THE US has already imposed a $536 million fine on Swiss banking giant Credit Suisse for violating US prohibitions on business with Iran. Now EGL is in the sights of American congressional probes and, pending investigation, might find itself on the US sanctions blacklist.
When asked by The Jerusalem Post this week about whether the deal may dent international sanctions provisions, EGL spokeswoman Lilly Frei responded that EGL conforms to “local laws and [the rules of the] international community…We have a contract with the company, not [with] Ahmadinejad,” she said.
Plainly, this is a cynical feigning of innocence. It cannot be that business would be countenanced with every Iranian firm whose board of directors isn’t chaired by Ahmadinejad.

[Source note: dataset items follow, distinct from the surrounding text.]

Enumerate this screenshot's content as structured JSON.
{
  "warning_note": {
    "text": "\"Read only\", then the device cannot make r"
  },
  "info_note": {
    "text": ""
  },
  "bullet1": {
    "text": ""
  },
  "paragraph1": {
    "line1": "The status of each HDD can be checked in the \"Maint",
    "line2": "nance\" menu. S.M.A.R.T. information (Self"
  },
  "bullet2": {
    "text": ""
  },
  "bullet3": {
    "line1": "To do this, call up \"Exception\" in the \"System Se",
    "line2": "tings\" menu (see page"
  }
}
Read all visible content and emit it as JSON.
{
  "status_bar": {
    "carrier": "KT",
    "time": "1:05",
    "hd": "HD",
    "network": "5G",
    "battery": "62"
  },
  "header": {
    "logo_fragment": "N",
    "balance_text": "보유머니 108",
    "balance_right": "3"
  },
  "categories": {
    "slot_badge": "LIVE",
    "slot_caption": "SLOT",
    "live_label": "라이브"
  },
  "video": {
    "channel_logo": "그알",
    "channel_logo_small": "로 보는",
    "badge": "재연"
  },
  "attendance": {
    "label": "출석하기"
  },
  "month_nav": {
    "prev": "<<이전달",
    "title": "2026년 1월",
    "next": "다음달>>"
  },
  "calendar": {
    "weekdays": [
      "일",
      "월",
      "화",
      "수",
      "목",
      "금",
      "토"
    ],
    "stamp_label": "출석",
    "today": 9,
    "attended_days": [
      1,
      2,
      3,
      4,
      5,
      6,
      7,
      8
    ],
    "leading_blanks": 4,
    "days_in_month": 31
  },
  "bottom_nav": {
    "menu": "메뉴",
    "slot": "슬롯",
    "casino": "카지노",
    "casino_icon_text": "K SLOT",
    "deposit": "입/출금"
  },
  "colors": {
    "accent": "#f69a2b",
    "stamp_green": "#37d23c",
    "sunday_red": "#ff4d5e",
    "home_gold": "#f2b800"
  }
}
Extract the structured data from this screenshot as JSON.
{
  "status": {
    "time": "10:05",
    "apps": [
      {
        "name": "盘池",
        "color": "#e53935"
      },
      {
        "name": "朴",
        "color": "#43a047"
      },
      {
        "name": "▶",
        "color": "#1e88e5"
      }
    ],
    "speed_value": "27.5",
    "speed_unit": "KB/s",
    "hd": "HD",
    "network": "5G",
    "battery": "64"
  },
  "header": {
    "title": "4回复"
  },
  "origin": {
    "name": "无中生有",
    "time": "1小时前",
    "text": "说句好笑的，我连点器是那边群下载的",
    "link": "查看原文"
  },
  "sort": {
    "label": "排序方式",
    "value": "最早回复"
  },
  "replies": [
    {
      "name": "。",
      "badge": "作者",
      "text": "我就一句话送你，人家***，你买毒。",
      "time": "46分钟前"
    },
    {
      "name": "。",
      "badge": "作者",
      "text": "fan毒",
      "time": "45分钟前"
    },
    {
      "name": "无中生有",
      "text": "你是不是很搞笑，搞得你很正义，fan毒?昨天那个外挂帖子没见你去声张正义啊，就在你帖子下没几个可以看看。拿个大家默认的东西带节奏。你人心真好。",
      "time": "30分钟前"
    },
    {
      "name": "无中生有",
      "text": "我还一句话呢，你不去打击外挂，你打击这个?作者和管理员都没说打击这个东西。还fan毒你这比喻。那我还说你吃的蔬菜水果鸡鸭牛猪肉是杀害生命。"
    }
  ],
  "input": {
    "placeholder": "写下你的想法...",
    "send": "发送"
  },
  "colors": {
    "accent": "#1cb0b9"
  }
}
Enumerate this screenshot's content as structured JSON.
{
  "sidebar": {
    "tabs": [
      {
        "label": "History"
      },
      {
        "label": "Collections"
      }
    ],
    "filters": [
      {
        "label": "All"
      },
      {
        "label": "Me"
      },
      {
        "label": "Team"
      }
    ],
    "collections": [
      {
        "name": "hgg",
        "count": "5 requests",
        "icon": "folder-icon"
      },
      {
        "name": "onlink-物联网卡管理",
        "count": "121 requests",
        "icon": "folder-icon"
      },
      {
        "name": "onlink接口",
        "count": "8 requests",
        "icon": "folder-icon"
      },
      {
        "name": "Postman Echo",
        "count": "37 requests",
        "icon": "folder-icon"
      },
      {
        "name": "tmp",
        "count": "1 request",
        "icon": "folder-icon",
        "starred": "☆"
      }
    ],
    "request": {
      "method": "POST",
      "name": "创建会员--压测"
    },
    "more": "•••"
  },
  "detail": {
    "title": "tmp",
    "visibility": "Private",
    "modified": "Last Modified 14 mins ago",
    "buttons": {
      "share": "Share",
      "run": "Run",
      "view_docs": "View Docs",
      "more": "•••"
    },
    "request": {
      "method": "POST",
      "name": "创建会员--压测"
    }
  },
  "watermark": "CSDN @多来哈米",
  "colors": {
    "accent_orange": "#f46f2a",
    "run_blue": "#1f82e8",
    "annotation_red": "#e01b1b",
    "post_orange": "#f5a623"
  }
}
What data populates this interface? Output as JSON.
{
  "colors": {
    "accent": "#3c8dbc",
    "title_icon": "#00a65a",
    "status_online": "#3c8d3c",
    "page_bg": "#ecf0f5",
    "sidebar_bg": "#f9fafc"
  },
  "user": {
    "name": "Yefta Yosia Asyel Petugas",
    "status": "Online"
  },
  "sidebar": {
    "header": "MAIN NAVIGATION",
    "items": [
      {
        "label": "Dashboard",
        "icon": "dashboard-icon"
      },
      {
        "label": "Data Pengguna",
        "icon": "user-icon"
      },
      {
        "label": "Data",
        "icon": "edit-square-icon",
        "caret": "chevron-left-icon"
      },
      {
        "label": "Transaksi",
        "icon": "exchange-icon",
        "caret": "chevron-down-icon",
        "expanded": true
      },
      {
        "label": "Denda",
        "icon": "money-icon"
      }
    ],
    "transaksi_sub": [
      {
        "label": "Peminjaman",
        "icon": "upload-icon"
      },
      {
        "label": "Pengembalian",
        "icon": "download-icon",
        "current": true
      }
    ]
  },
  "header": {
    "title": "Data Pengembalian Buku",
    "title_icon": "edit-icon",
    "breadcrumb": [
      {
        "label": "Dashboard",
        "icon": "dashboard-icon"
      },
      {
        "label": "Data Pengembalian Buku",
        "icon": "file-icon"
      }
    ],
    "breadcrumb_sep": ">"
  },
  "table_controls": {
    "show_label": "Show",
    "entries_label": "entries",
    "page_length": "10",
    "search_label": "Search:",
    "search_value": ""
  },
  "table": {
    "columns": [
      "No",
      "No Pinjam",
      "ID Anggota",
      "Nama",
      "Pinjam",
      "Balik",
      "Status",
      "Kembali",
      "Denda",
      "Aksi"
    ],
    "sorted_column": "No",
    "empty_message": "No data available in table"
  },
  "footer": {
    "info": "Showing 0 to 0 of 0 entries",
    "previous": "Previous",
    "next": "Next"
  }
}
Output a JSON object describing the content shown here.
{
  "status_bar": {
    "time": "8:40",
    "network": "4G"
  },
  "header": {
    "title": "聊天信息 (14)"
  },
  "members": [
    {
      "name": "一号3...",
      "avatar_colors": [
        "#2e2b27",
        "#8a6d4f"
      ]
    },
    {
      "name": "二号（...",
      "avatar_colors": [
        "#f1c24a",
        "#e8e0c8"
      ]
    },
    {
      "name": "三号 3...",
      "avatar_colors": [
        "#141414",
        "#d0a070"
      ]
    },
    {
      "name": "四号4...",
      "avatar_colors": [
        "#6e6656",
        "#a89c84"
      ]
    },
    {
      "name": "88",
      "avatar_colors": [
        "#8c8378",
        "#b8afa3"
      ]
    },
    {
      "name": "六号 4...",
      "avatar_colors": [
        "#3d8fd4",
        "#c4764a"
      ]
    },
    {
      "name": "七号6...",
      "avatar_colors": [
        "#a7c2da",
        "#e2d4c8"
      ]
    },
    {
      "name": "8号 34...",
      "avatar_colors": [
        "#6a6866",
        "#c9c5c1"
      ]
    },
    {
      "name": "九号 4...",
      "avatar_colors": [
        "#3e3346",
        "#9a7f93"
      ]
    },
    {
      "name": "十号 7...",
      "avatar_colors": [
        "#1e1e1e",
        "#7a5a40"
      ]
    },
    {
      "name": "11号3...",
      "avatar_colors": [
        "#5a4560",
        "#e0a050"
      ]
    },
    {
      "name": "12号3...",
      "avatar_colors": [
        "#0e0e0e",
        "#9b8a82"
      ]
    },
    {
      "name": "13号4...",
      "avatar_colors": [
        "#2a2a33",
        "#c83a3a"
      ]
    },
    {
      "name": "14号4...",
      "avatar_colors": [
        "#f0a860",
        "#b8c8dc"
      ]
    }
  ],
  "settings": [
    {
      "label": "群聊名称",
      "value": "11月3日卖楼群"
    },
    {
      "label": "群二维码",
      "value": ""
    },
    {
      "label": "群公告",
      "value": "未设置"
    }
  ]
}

There is ample cause to suspect that the Iranian Revolutionary Guard Corps is affiliated with the National Iranian Gas Export Company. But even that needn’t be the touchstone.
Sanctions are imposed to make it difficult for a regime which inordinately endangers world peace to carry on unhindered. That is the logic. Money is fungible. Whatever enriches Iranian coffers – especially given the tyrannical nature of the regime – can, even if not directly, help fund terror and/or help Teheran to proceed with nuclear weapons development.
The Swiss aren’t that naive. They know the score perfectly well. They should not make fools of the rest of the world. They should know better than to undermine what are ultimately free world interests, most emphatically including their own.